Recalling the Leslie Lamport quote about the essence of a distributed system:
“You know you have a distributed system when the crash of a computer you’ve never heard of stops you from getting any work done.”
Substitute certification authority for “computer” and trust established for “work done,” and we have a good description of current PKI infrastructure. The fragility of this model, which has inspired critics such as Peter Guttman for over a decade now, was demonstrated again in the latest TurkTrust debacle. Here are the salient facts:
- TurkTrust is a certification authority, present in Windows and NSS trusted root stores. Virtually all web browsers recognize this organization as valid issuer of SSL certificates used for secure connections on the web.
- TurkTrust issued two leaf certificates to websites with the “CA” property set to true. In other words, the lucky recipients became intermediate certification authorities themselves, inheriting all the privileges afforded TurkTrust by web browsers to mint the equivalent of identity papers for any website in the world.

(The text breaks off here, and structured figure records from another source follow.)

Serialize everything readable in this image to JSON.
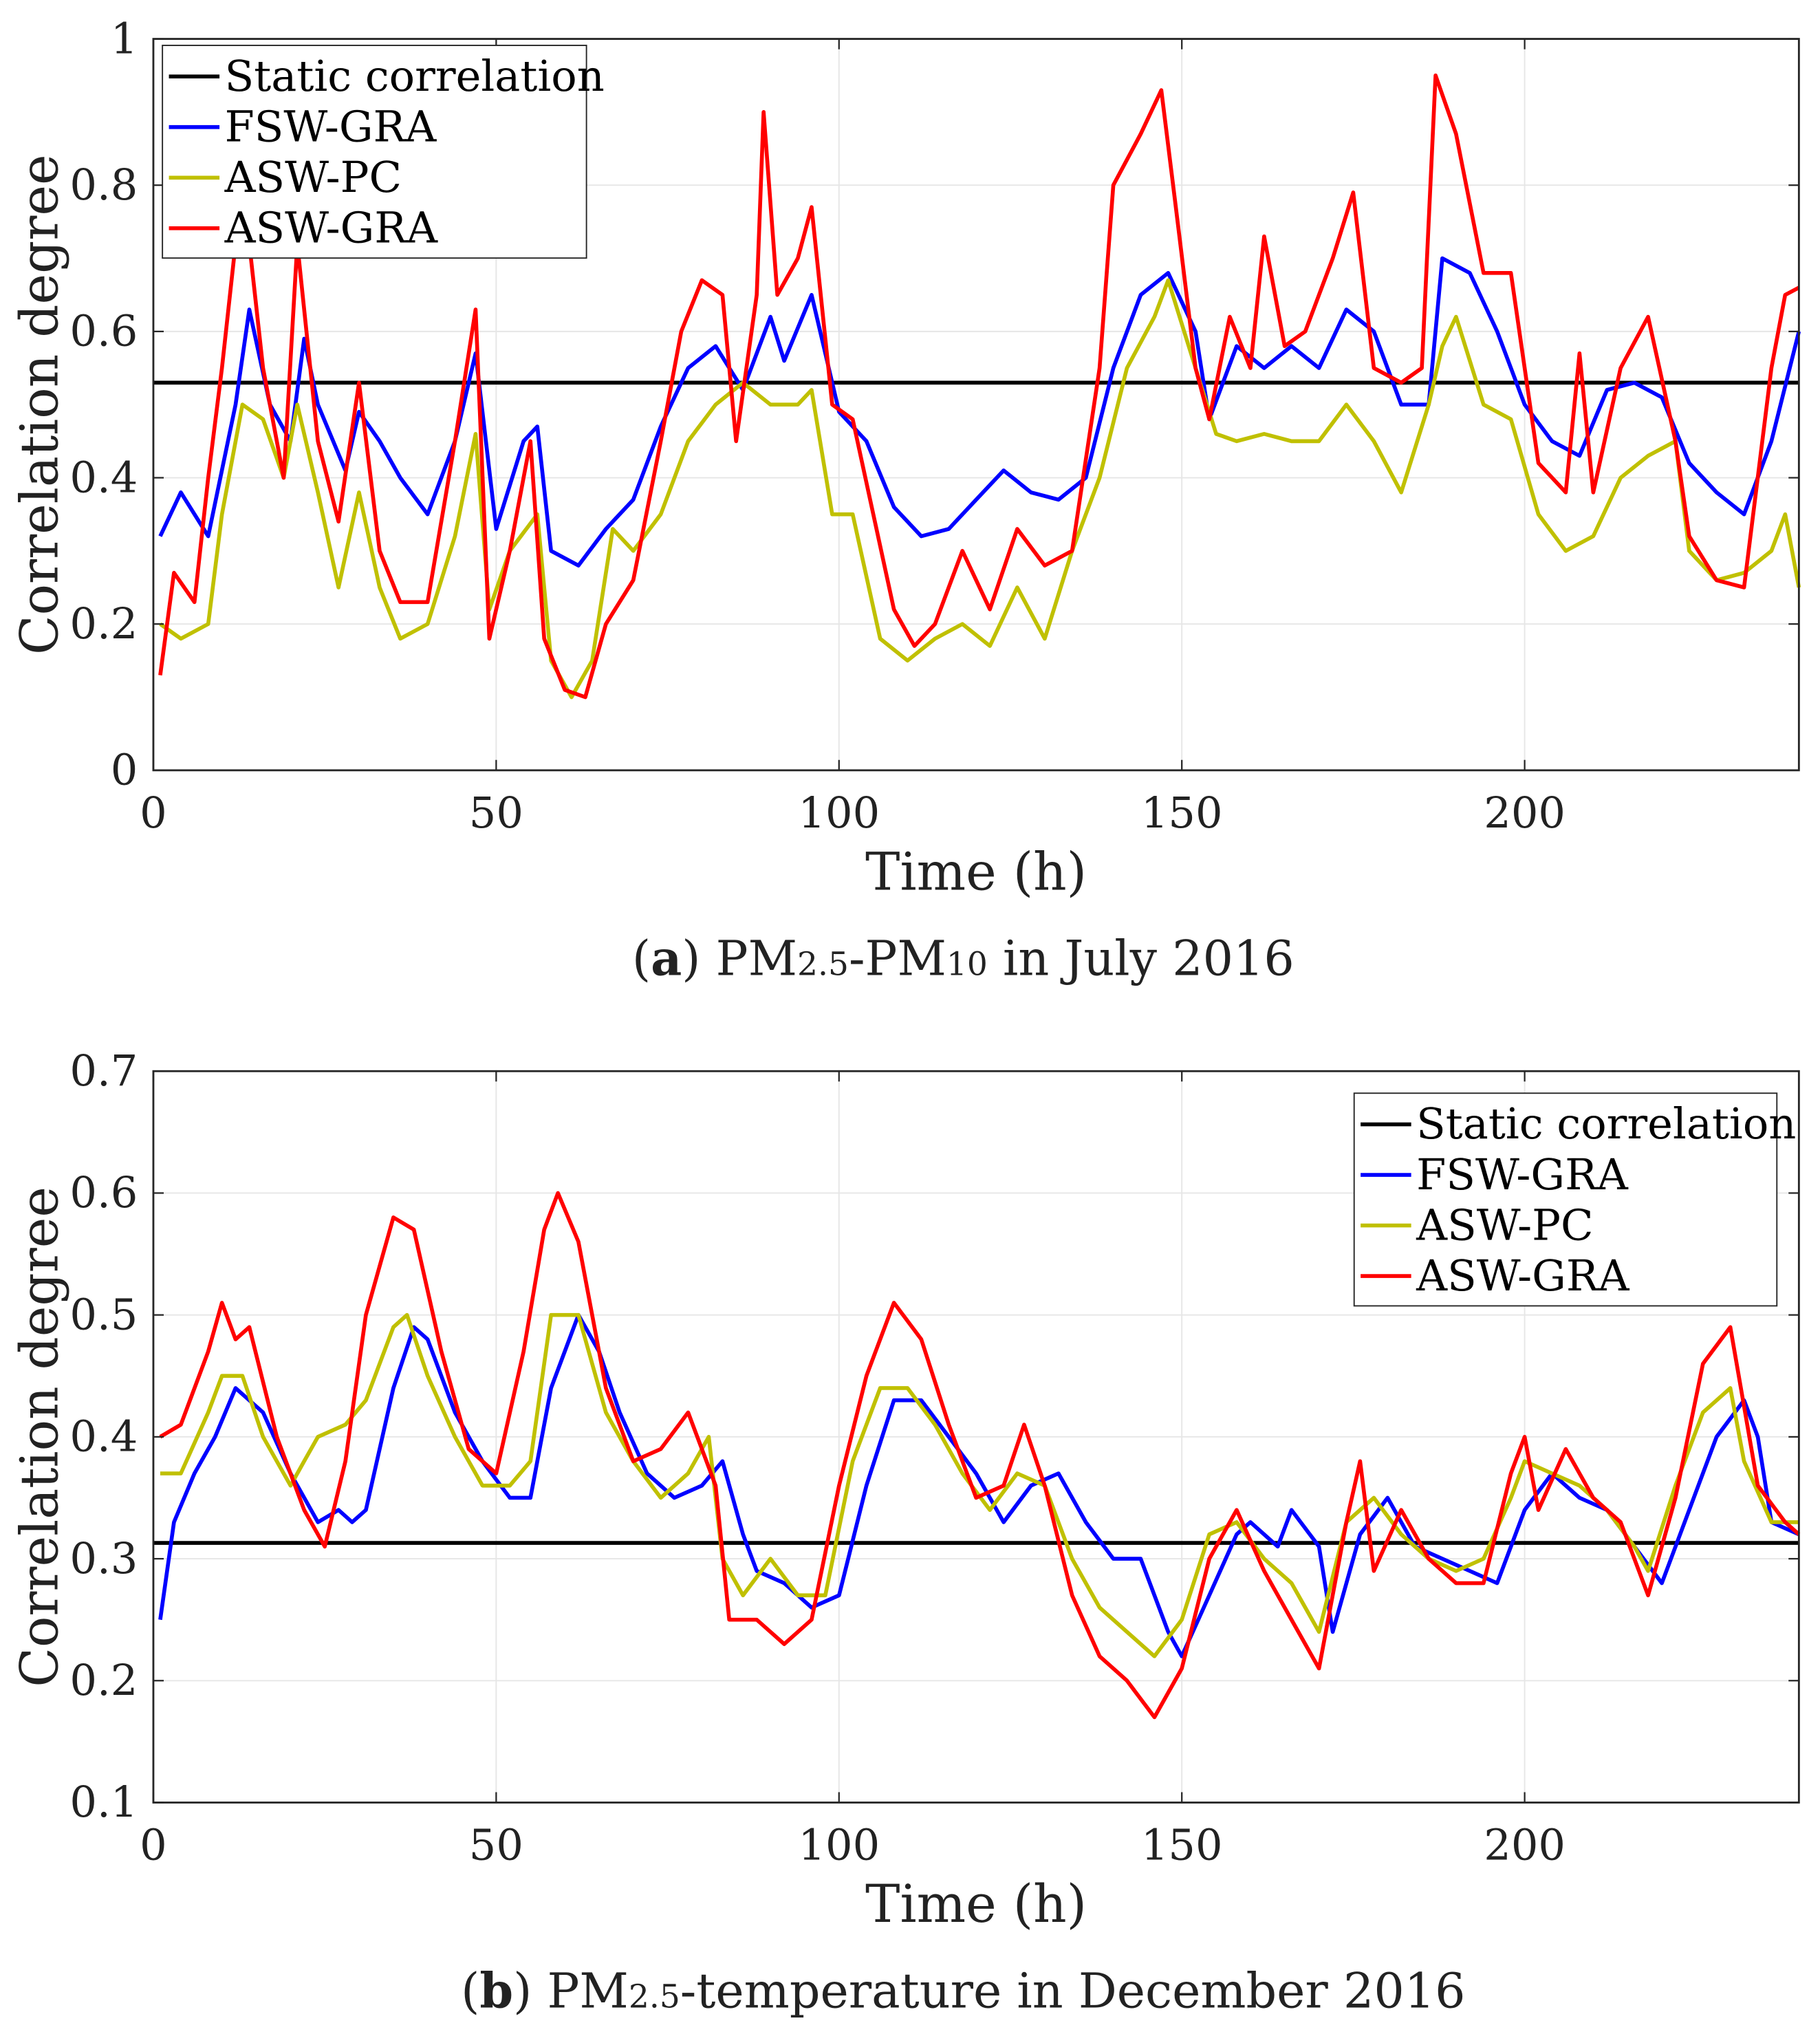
{
  "chart_data": [
    {
      "type": "line",
      "panel": "a",
      "caption": {
        "open": "(",
        "letter": "a",
        "t1": ") PM",
        "s1": "2.5",
        "t2": "-PM",
        "s2": "10",
        "t3": " in July 2016"
      },
      "xlabel": "Time (h)",
      "ylabel": "Correlation degree",
      "xlim": [
        0,
        240
      ],
      "ylim": [
        0,
        1
      ],
      "xticks": [
        0,
        50,
        100,
        150,
        200
      ],
      "yticks": [
        0,
        0.2,
        0.4,
        0.6,
        0.8,
        1
      ],
      "ytick_labels": [
        "0",
        "0.2",
        "0.4",
        "0.6",
        "0.8",
        "1"
      ],
      "grid": true,
      "legend_position": "top-left",
      "series": [
        {
          "name": "Static correlation",
          "color": "#000000",
          "x": [
            0,
            240
          ],
          "y": [
            0.53,
            0.53
          ]
        },
        {
          "name": "FSW-GRA",
          "color": "#0000ff",
          "x": [
            1,
            4,
            8,
            12,
            14,
            17,
            20,
            22,
            24,
            28,
            30,
            33,
            36,
            40,
            44,
            47,
            50,
            54,
            56,
            58,
            62,
            66,
            70,
            74,
            78,
            82,
            86,
            90,
            92,
            96,
            100,
            104,
            108,
            112,
            116,
            120,
            124,
            128,
            132,
            136,
            140,
            144,
            148,
            152,
            154,
            158,
            162,
            166,
            170,
            174,
            178,
            182,
            186,
            188,
            192,
            196,
            200,
            204,
            208,
            212,
            216,
            220,
            224,
            228,
            232,
            236,
            240
          ],
          "y": [
            0.32,
            0.38,
            0.32,
            0.5,
            0.63,
            0.5,
            0.45,
            0.59,
            0.5,
            0.41,
            0.49,
            0.45,
            0.4,
            0.35,
            0.45,
            0.57,
            0.33,
            0.45,
            0.47,
            0.3,
            0.28,
            0.33,
            0.37,
            0.47,
            0.55,
            0.58,
            0.52,
            0.62,
            0.56,
            0.65,
            0.49,
            0.45,
            0.36,
            0.32,
            0.33,
            0.37,
            0.41,
            0.38,
            0.37,
            0.4,
            0.55,
            0.65,
            0.68,
            0.6,
            0.48,
            0.58,
            0.55,
            0.58,
            0.55,
            0.63,
            0.6,
            0.5,
            0.5,
            0.7,
            0.68,
            0.6,
            0.5,
            0.45,
            0.43,
            0.52,
            0.53,
            0.51,
            0.42,
            0.38,
            0.35,
            0.45,
            0.6
          ]
        },
        {
          "name": "ASW-PC",
          "color": "#c0c000",
          "x": [
            1,
            4,
            8,
            10,
            13,
            16,
            19,
            21,
            24,
            27,
            30,
            33,
            36,
            40,
            44,
            47,
            49,
            52,
            56,
            58,
            61,
            64,
            67,
            70,
            74,
            78,
            82,
            86,
            90,
            94,
            96,
            99,
            102,
            106,
            110,
            114,
            118,
            122,
            126,
            130,
            134,
            138,
            142,
            146,
            148,
            152,
            155,
            158,
            162,
            166,
            170,
            174,
            178,
            182,
            186,
            188,
            190,
            194,
            198,
            202,
            206,
            210,
            214,
            218,
            222,
            224,
            228,
            232,
            236,
            238,
            240
          ],
          "y": [
            0.2,
            0.18,
            0.2,
            0.35,
            0.5,
            0.48,
            0.4,
            0.5,
            0.38,
            0.25,
            0.38,
            0.25,
            0.18,
            0.2,
            0.32,
            0.46,
            0.22,
            0.3,
            0.35,
            0.15,
            0.1,
            0.15,
            0.33,
            0.3,
            0.35,
            0.45,
            0.5,
            0.53,
            0.5,
            0.5,
            0.52,
            0.35,
            0.35,
            0.18,
            0.15,
            0.18,
            0.2,
            0.17,
            0.25,
            0.18,
            0.3,
            0.4,
            0.55,
            0.62,
            0.67,
            0.55,
            0.46,
            0.45,
            0.46,
            0.45,
            0.45,
            0.5,
            0.45,
            0.38,
            0.5,
            0.58,
            0.62,
            0.5,
            0.48,
            0.35,
            0.3,
            0.32,
            0.4,
            0.43,
            0.45,
            0.3,
            0.26,
            0.27,
            0.3,
            0.35,
            0.25
          ]
        },
        {
          "name": "ASW-GRA",
          "color": "#ff0000",
          "x": [
            1,
            3,
            6,
            8,
            10,
            12,
            14,
            16,
            19,
            21,
            24,
            27,
            30,
            33,
            36,
            40,
            44,
            47,
            49,
            52,
            55,
            57,
            60,
            63,
            66,
            70,
            74,
            77,
            80,
            83,
            85,
            88,
            89,
            91,
            94,
            96,
            99,
            102,
            105,
            108,
            111,
            114,
            118,
            122,
            126,
            130,
            134,
            138,
            140,
            144,
            147,
            149,
            152,
            154,
            157,
            160,
            162,
            165,
            168,
            172,
            175,
            178,
            182,
            185,
            187,
            190,
            194,
            198,
            202,
            206,
            208,
            210,
            214,
            218,
            222,
            224,
            228,
            232,
            236,
            238,
            240
          ],
          "y": [
            0.13,
            0.27,
            0.23,
            0.4,
            0.55,
            0.72,
            0.72,
            0.55,
            0.4,
            0.72,
            0.45,
            0.34,
            0.53,
            0.3,
            0.23,
            0.23,
            0.45,
            0.63,
            0.18,
            0.3,
            0.45,
            0.18,
            0.11,
            0.1,
            0.2,
            0.26,
            0.45,
            0.6,
            0.67,
            0.65,
            0.45,
            0.65,
            0.9,
            0.65,
            0.7,
            0.77,
            0.5,
            0.48,
            0.35,
            0.22,
            0.17,
            0.2,
            0.3,
            0.22,
            0.33,
            0.28,
            0.3,
            0.55,
            0.8,
            0.87,
            0.93,
            0.78,
            0.55,
            0.48,
            0.62,
            0.55,
            0.73,
            0.58,
            0.6,
            0.7,
            0.79,
            0.55,
            0.53,
            0.55,
            0.95,
            0.87,
            0.68,
            0.68,
            0.42,
            0.38,
            0.57,
            0.38,
            0.55,
            0.62,
            0.45,
            0.32,
            0.26,
            0.25,
            0.55,
            0.65,
            0.66
          ]
        }
      ]
    },
    {
      "type": "line",
      "panel": "b",
      "caption": {
        "open": "(",
        "letter": "b",
        "t1": ") PM",
        "s1": "2.5",
        "t2": "-temperature in December 2016",
        "s2": "",
        "t3": ""
      },
      "xlabel": "Time (h)",
      "ylabel": "Correlation degree",
      "xlim": [
        0,
        240
      ],
      "ylim": [
        0.1,
        0.7
      ],
      "xticks": [
        0,
        50,
        100,
        150,
        200
      ],
      "yticks": [
        0.1,
        0.2,
        0.3,
        0.4,
        0.5,
        0.6,
        0.7
      ],
      "ytick_labels": [
        "0.1",
        "0.2",
        "0.3",
        "0.4",
        "0.5",
        "0.6",
        "0.7"
      ],
      "grid": true,
      "legend_position": "top-right",
      "series": [
        {
          "name": "Static correlation",
          "color": "#000000",
          "x": [
            0,
            240
          ],
          "y": [
            0.313,
            0.313
          ]
        },
        {
          "name": "FSW-GRA",
          "color": "#0000ff",
          "x": [
            1,
            3,
            6,
            9,
            12,
            16,
            20,
            24,
            27,
            29,
            31,
            35,
            38,
            40,
            44,
            48,
            52,
            55,
            58,
            62,
            65,
            68,
            72,
            76,
            80,
            83,
            86,
            88,
            92,
            96,
            100,
            104,
            108,
            112,
            116,
            120,
            124,
            128,
            132,
            136,
            140,
            144,
            148,
            150,
            154,
            158,
            160,
            164,
            166,
            170,
            172,
            176,
            180,
            184,
            188,
            192,
            196,
            200,
            204,
            208,
            212,
            216,
            220,
            224,
            228,
            232,
            234,
            236,
            240
          ],
          "y": [
            0.25,
            0.33,
            0.37,
            0.4,
            0.44,
            0.42,
            0.37,
            0.33,
            0.34,
            0.33,
            0.34,
            0.44,
            0.49,
            0.48,
            0.42,
            0.38,
            0.35,
            0.35,
            0.44,
            0.5,
            0.47,
            0.42,
            0.37,
            0.35,
            0.36,
            0.38,
            0.32,
            0.29,
            0.28,
            0.26,
            0.27,
            0.36,
            0.43,
            0.43,
            0.4,
            0.37,
            0.33,
            0.36,
            0.37,
            0.33,
            0.3,
            0.3,
            0.24,
            0.22,
            0.27,
            0.32,
            0.33,
            0.31,
            0.34,
            0.31,
            0.24,
            0.32,
            0.35,
            0.31,
            0.3,
            0.29,
            0.28,
            0.34,
            0.37,
            0.35,
            0.34,
            0.31,
            0.28,
            0.34,
            0.4,
            0.43,
            0.4,
            0.33,
            0.32
          ]
        },
        {
          "name": "ASW-PC",
          "color": "#c0c000",
          "x": [
            1,
            4,
            8,
            10,
            13,
            16,
            20,
            22,
            24,
            28,
            31,
            35,
            37,
            40,
            44,
            48,
            52,
            55,
            58,
            62,
            66,
            70,
            74,
            78,
            81,
            83,
            86,
            90,
            94,
            98,
            102,
            106,
            110,
            114,
            118,
            122,
            126,
            130,
            134,
            138,
            142,
            146,
            150,
            154,
            158,
            162,
            166,
            170,
            174,
            178,
            182,
            186,
            190,
            194,
            198,
            200,
            204,
            208,
            212,
            216,
            218,
            222,
            226,
            230,
            232,
            236,
            240
          ],
          "y": [
            0.37,
            0.37,
            0.42,
            0.45,
            0.45,
            0.4,
            0.36,
            0.38,
            0.4,
            0.41,
            0.43,
            0.49,
            0.5,
            0.45,
            0.4,
            0.36,
            0.36,
            0.38,
            0.5,
            0.5,
            0.42,
            0.38,
            0.35,
            0.37,
            0.4,
            0.3,
            0.27,
            0.3,
            0.27,
            0.27,
            0.38,
            0.44,
            0.44,
            0.41,
            0.37,
            0.34,
            0.37,
            0.36,
            0.3,
            0.26,
            0.24,
            0.22,
            0.25,
            0.32,
            0.33,
            0.3,
            0.28,
            0.24,
            0.33,
            0.35,
            0.32,
            0.3,
            0.29,
            0.3,
            0.35,
            0.38,
            0.37,
            0.36,
            0.34,
            0.31,
            0.29,
            0.36,
            0.42,
            0.44,
            0.38,
            0.33,
            0.33
          ]
        },
        {
          "name": "ASW-GRA",
          "color": "#ff0000",
          "x": [
            1,
            4,
            8,
            10,
            12,
            14,
            18,
            22,
            25,
            28,
            31,
            35,
            38,
            42,
            46,
            50,
            54,
            57,
            59,
            62,
            66,
            70,
            74,
            78,
            82,
            84,
            88,
            92,
            96,
            100,
            104,
            108,
            112,
            116,
            120,
            124,
            127,
            130,
            134,
            138,
            142,
            146,
            150,
            154,
            158,
            162,
            166,
            170,
            174,
            176,
            178,
            182,
            186,
            190,
            194,
            198,
            200,
            202,
            206,
            210,
            214,
            218,
            222,
            226,
            230,
            234,
            238,
            240
          ],
          "y": [
            0.4,
            0.41,
            0.47,
            0.51,
            0.48,
            0.49,
            0.4,
            0.34,
            0.31,
            0.38,
            0.5,
            0.58,
            0.57,
            0.47,
            0.39,
            0.37,
            0.47,
            0.57,
            0.6,
            0.56,
            0.44,
            0.38,
            0.39,
            0.42,
            0.36,
            0.25,
            0.25,
            0.23,
            0.25,
            0.36,
            0.45,
            0.51,
            0.48,
            0.41,
            0.35,
            0.36,
            0.41,
            0.36,
            0.27,
            0.22,
            0.2,
            0.17,
            0.21,
            0.3,
            0.34,
            0.29,
            0.25,
            0.21,
            0.33,
            0.38,
            0.29,
            0.34,
            0.3,
            0.28,
            0.28,
            0.37,
            0.4,
            0.34,
            0.39,
            0.35,
            0.33,
            0.27,
            0.35,
            0.46,
            0.49,
            0.36,
            0.33,
            0.32
          ]
        }
      ]
    }
  ]
}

- The intermediate CAs were used to issue fraudulent certificates, which were then used to falsely impersonate legitimate websites and intercept user traffic.

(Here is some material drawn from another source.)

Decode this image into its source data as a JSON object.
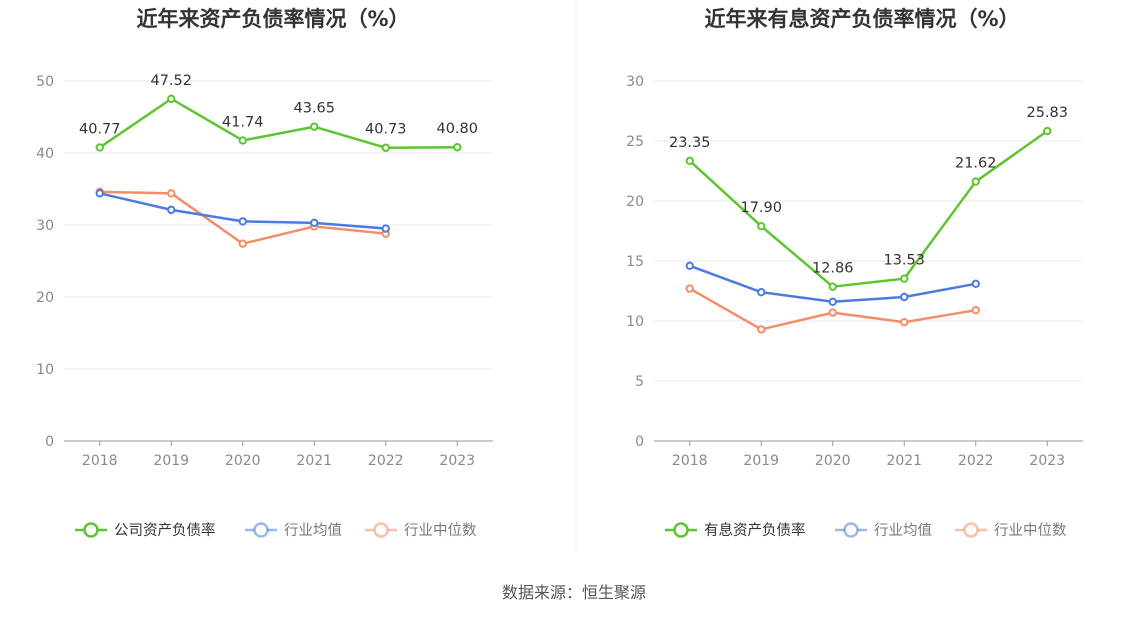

- The problem was not discovered internally by TurkTrust during audits. Instead it was caught by Google, thanks to the Chrome certificate pinning feature.
There are a number of details lacking satisfactory explanation, in spite of a decent attempt at postmortem by TurkTrust. Leaving aside those questions, there are two fundamental questions around why the mistake was possible:
- Why is TurkTrust– a CA based in Turkey and doing the majority of its business with companies Turkey– entrusted with issuing certificates for any company based anywhere in the world? This speaks to a profound breakdown of compartmentalization in X509, of any semblance of containing the failure of one component in the system from spreading to all others.
- Why does a single mistake in using the wrong certificate template result in random website owners getting unfettered CA privileges, with no other checks and balances?
It turns out the X509 standard already has provisions to help out with both. Not surprisingly, these features have not been used properly in the PKI system that emerged over the years.
The solution to the first problem is name constraints. If the CA certificate contains this particular property, it can only issue for websites with name matching the specified pattern. The natural restriction for TurkTrust would be requiring that the site name ends in “.TR”, indicating the top-level country domain for Turkey. Design of these constraints allow specifying both permitted and disallowed names. For example if some subdomain of TR was particularly sensitive, it can be further protected against TurkTrust errors by excluding that pattern. Incidentally, name constraints are propagated down the chain. Even if a bumbling CA accidentally creates a subordinate CA lacking any name constraints, the restrictions specified in the root still apply.
The solution to the second problem is path-length constraints. Any CA certificate can express a requirement to the effect certificate chains leading up to that point will be no longer than some fixed number of hops. Setting the limit to 1 hop prevents any “accidental” intermediate CA from being operational. Leaf certificates issued from that unintended intermediary would have an additional hop to the root CA, violating the path-length constraint.
Realistically neither extension has been used in practice for existing trust anchor. Few carry any name or path-length constraints, with the exception of subordinate CAs issued to companies such as Microsoft to issue their own certificates for their own domains. Understandably it is not in the interest of the CA to impose restrictions on itself– what if TurkTrust later wanted to expand its business into another country or create additional subordinate CAs? A less draconian requirement is that all leaf-certificates must be issued from an intermediate CA that has a path-length constraint of one. Since the key used to sign leaf certificates must be online, in the sense of being available in the normal course of business, it is at highest risk of “accidents.” While the path constraint does not prevent issuing mistakes, such incidents will be isolated to a small number of sites each time. (Granted when that site is Microsoft or Google, the mistake can have large repercussions.) One could also envision separate intermediaries for different top-level domains, but this is unlikely to reduce overall risk. Most likely all of them will run on same infrastructure with same operational profile, having exactly the same vulnerabilities.
Given that the economics do not favor CAs to exercise self-discipline, the next best option is self-defense for users. Unfortunately that involves changes to certificate verification logic to artificially simulate the constraints. Windows cryptography API has some flexibility in limiting trust associated with root anchors, for example to remove ability to issue certificates for specific purpose such as code signing.
But that mechanism does not allow for introducing additional path or name constrains into an existing certification. (There is always the nuclear option of blacklisting a CA by putting them the Untrusted Certificates store but that goes well beyond the objective of “compartmentalizing” risk from CA failures.)